Mechanisms of CCR5 inhibition and inhibitor resistance. (a) Binding epitopes of CCR5 inhibitors. CHO-CCR5 stable transfectants were treated with 1 μM of each respective CCR5 inhibitor for 1 h, washed extensively and stained with PE-conjugated anti-CCR5 mAb 3A9, 2D7, 45531 or with isotype-matched control IgG before analysis by flow cytometry. hCCR5, human CCR5; mCCR5, mouse CCR5. (b–d) Fusogenic activity of T/F HIV-1 Envs with CCR5/CXCR2 chimeras (b), with CCR5 in the presence of CCR5 inhibitor TAK-779 (c) and with CCR5/CXCR2 chimeras in the presence of the CCR5 inhibitor maraviroc, CMPD-167, SCH-412147 or TAK-779 (d).
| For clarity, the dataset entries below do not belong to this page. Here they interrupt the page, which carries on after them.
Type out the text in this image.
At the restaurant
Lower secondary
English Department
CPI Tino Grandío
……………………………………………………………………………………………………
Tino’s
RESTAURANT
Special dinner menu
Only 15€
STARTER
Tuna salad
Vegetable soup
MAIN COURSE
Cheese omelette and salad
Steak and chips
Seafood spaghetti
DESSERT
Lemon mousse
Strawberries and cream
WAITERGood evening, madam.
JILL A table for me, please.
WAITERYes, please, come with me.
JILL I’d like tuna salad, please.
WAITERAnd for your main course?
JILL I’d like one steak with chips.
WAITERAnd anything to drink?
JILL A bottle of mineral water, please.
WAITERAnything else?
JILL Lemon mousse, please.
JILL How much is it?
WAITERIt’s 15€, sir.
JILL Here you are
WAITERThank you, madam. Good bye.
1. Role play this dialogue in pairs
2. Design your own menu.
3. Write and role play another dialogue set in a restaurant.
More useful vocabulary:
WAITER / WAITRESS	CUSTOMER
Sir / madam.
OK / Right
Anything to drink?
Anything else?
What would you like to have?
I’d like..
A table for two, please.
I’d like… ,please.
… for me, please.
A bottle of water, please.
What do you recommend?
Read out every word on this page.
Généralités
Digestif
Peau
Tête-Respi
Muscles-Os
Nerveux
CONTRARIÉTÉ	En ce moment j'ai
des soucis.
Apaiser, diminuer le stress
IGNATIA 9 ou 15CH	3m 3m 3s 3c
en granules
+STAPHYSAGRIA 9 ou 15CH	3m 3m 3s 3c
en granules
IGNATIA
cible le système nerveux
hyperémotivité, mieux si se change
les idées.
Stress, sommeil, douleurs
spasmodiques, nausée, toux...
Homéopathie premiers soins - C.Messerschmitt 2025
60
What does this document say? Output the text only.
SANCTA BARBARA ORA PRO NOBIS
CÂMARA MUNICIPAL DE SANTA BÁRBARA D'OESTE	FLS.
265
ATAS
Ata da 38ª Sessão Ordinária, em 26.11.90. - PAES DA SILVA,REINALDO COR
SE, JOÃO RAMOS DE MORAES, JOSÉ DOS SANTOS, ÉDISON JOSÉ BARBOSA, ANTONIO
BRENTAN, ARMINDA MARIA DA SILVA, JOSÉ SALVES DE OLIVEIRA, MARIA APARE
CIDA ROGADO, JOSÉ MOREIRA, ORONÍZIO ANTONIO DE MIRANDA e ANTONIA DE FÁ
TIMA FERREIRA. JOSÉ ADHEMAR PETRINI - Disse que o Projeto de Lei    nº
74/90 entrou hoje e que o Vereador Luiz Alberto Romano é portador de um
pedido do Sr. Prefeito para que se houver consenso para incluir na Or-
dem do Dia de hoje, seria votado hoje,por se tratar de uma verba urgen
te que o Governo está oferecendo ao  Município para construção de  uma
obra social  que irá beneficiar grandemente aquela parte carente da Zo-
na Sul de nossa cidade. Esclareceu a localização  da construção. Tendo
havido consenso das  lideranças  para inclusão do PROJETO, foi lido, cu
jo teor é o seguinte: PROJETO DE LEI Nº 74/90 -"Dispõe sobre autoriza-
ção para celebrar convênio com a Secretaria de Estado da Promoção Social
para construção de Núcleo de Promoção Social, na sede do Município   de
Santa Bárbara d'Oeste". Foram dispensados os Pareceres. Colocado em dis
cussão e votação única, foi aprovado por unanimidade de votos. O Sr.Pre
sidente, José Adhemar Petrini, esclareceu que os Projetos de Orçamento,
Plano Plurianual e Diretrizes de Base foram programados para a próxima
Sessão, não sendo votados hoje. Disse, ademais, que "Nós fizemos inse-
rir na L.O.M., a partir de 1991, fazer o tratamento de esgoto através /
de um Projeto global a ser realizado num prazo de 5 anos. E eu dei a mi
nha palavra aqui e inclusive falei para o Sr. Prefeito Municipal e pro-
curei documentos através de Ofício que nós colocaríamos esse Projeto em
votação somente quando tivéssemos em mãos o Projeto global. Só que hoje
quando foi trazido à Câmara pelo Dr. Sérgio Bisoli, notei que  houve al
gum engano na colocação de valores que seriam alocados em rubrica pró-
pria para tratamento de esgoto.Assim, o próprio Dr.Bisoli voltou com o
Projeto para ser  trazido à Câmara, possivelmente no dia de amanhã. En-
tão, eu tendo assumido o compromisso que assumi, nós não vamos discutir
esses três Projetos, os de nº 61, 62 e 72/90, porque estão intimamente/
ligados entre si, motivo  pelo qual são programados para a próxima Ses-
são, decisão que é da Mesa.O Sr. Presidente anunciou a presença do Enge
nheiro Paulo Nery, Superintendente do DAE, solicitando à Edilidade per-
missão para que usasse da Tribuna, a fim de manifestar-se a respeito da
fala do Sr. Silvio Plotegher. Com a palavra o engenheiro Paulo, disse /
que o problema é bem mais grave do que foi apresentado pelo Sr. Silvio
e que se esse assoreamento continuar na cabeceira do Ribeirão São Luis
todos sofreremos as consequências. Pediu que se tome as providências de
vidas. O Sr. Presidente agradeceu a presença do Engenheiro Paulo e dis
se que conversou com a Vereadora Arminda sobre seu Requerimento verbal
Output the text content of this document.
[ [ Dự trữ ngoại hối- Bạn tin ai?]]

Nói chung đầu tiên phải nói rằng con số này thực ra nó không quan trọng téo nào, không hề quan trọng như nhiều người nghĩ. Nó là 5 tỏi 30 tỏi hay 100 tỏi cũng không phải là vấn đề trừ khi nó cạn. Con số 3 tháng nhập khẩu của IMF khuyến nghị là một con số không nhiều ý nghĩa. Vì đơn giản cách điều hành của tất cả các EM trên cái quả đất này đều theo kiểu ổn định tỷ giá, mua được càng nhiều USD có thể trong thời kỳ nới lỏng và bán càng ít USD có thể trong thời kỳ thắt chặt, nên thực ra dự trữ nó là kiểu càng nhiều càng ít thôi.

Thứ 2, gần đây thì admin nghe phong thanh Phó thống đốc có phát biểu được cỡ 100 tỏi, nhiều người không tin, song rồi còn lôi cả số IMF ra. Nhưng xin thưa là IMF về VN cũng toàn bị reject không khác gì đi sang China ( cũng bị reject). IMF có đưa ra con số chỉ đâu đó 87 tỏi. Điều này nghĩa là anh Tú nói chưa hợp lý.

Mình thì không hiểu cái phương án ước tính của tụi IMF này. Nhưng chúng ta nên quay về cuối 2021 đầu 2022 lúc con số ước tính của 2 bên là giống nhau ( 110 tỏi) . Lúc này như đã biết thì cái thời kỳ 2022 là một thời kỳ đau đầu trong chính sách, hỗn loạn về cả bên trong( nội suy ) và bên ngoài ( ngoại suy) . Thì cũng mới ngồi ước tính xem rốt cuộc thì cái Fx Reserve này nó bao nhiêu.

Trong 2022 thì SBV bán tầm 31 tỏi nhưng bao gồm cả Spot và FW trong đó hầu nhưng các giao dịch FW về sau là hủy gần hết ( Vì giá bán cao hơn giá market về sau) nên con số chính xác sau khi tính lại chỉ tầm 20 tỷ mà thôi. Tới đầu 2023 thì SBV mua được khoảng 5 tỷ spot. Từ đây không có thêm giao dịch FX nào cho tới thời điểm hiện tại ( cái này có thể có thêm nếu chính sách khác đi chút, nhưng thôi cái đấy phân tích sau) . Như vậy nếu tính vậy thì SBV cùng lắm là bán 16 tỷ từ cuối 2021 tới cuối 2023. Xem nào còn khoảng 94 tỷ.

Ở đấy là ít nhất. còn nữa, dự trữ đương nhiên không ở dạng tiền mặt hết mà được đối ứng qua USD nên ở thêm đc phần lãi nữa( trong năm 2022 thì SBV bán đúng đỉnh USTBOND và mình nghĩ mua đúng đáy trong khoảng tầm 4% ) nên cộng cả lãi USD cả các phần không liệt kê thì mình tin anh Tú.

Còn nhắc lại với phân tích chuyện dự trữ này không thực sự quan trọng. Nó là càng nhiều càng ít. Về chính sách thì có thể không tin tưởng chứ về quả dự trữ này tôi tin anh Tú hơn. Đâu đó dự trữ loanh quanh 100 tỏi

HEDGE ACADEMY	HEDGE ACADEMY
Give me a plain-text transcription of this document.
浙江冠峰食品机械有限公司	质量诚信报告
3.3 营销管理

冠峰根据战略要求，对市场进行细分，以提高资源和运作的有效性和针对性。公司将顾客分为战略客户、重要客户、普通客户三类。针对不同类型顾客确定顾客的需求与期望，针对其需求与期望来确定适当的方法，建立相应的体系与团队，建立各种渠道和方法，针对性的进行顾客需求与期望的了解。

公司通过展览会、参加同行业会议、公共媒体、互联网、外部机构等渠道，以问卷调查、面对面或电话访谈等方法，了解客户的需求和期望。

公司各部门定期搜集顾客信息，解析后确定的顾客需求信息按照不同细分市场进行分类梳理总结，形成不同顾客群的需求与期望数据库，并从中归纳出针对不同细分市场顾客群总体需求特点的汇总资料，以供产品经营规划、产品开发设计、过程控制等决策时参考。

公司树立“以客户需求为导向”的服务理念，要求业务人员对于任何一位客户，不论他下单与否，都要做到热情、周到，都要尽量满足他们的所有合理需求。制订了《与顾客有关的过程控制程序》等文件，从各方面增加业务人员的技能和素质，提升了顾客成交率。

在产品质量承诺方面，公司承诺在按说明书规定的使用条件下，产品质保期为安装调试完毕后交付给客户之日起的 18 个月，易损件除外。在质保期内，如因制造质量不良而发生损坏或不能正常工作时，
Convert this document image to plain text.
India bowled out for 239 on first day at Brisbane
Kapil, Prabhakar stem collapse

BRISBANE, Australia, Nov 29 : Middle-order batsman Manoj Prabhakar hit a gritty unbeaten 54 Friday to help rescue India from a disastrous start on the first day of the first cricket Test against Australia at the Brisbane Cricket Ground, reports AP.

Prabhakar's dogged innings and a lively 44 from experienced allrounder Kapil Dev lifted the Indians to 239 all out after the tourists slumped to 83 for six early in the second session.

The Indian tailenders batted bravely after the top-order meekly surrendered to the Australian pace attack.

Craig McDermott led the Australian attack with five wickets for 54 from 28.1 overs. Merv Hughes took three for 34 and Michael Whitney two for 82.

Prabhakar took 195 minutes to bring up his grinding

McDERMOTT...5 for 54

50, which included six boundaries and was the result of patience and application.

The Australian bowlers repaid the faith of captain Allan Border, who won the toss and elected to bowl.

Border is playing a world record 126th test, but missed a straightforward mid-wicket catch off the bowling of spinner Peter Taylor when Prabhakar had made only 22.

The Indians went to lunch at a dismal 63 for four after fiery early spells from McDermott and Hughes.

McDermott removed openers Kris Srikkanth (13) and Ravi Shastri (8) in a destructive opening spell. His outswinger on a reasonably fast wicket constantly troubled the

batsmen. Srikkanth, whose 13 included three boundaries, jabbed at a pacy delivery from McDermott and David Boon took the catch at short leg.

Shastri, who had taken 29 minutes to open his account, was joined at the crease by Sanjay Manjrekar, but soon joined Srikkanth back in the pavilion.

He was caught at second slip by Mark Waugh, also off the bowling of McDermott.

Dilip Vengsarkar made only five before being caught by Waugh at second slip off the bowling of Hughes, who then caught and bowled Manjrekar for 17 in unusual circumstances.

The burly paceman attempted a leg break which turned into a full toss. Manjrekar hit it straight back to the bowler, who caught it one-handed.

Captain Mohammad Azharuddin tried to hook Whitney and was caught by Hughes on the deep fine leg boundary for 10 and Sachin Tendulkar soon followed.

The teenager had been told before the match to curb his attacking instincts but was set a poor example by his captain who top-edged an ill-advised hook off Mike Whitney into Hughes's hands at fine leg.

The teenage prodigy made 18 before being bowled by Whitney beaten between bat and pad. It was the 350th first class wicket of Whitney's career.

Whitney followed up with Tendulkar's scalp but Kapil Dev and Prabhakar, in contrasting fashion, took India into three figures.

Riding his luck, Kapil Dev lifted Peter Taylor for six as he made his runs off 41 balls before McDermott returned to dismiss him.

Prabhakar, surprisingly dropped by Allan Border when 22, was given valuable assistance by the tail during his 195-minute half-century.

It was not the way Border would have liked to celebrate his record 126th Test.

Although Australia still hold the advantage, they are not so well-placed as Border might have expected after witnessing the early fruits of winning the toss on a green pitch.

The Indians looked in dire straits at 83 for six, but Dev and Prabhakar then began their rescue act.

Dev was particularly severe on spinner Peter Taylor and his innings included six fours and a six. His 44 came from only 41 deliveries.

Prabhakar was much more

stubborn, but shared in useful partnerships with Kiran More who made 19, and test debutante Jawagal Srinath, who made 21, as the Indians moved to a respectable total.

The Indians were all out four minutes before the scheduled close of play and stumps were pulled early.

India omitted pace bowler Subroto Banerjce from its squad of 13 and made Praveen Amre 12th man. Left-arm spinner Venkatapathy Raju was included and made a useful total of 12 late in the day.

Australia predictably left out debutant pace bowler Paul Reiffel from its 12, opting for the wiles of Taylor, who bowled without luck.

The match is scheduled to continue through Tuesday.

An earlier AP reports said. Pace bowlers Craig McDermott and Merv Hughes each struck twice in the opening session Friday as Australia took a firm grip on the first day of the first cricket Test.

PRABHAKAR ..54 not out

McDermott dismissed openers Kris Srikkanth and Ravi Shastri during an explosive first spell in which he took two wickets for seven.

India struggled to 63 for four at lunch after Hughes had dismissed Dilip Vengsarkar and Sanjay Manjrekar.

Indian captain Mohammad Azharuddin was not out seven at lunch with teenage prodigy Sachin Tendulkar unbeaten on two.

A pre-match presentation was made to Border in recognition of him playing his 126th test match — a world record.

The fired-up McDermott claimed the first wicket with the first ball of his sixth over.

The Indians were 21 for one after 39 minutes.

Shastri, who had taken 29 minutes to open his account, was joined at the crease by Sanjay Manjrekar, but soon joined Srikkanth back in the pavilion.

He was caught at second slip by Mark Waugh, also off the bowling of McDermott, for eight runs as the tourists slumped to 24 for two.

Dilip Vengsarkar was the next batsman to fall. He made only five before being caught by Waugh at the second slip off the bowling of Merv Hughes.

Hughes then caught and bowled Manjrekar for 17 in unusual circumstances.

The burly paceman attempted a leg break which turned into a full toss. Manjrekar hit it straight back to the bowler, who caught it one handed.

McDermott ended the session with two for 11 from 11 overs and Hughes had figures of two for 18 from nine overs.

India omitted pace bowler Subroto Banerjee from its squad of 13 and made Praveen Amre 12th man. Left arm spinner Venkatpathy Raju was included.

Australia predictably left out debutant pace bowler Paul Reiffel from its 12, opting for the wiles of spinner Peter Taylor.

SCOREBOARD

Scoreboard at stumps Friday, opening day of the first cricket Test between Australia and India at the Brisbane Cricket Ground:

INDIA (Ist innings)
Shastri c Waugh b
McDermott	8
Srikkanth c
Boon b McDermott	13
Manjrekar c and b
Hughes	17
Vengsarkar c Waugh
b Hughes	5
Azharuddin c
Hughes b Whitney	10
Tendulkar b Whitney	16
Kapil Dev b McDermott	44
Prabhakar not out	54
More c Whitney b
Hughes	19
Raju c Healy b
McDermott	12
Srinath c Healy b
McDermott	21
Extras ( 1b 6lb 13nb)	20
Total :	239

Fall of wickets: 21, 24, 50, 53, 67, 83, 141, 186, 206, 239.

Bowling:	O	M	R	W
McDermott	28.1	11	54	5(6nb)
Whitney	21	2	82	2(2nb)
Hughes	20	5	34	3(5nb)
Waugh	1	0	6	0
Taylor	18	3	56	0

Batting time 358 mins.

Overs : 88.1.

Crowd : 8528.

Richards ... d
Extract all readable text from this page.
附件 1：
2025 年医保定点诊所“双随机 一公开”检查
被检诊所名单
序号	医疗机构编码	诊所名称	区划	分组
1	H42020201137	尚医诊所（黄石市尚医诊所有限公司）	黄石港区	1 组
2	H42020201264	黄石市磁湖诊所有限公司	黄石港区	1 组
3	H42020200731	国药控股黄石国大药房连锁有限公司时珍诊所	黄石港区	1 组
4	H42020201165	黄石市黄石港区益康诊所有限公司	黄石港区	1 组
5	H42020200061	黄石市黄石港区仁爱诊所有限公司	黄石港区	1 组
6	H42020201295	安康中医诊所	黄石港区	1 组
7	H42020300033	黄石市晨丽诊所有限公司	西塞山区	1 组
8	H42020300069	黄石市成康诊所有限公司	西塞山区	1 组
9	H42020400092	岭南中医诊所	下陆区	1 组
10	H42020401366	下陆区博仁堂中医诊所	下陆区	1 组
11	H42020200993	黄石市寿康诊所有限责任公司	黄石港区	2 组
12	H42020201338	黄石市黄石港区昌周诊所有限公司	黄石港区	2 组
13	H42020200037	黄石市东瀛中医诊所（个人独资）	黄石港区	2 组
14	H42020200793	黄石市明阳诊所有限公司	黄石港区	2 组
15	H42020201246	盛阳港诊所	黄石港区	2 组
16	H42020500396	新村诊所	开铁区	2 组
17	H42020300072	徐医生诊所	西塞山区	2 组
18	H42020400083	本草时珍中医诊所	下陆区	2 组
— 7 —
QT6 effector cells were prepared by infection with vTF1.1 for 1 h, followed by transfection with Env expression constructs. Target QT6 cells were transfected with CD4 and CCR5 or CCR5/CXCR2 chimera in pcDNA3, and a construct encoding luciferase under the transcriptional control of the T7 promoter. The effector and target cell populations were mixed at 16–18 h after transfection, and the luciferase activity of cell lysates was determined approximately 8 h later. In experiments using CCR5 drugs, target cells were pre-treated with serially diluted CCR5 inhibitor for 30 min before mixing. The fusogenic activity with CCR5 was arbitrarily set to 100 %. Data are representative of three independent experiments, with each determination performed in triplicate (mean±sd).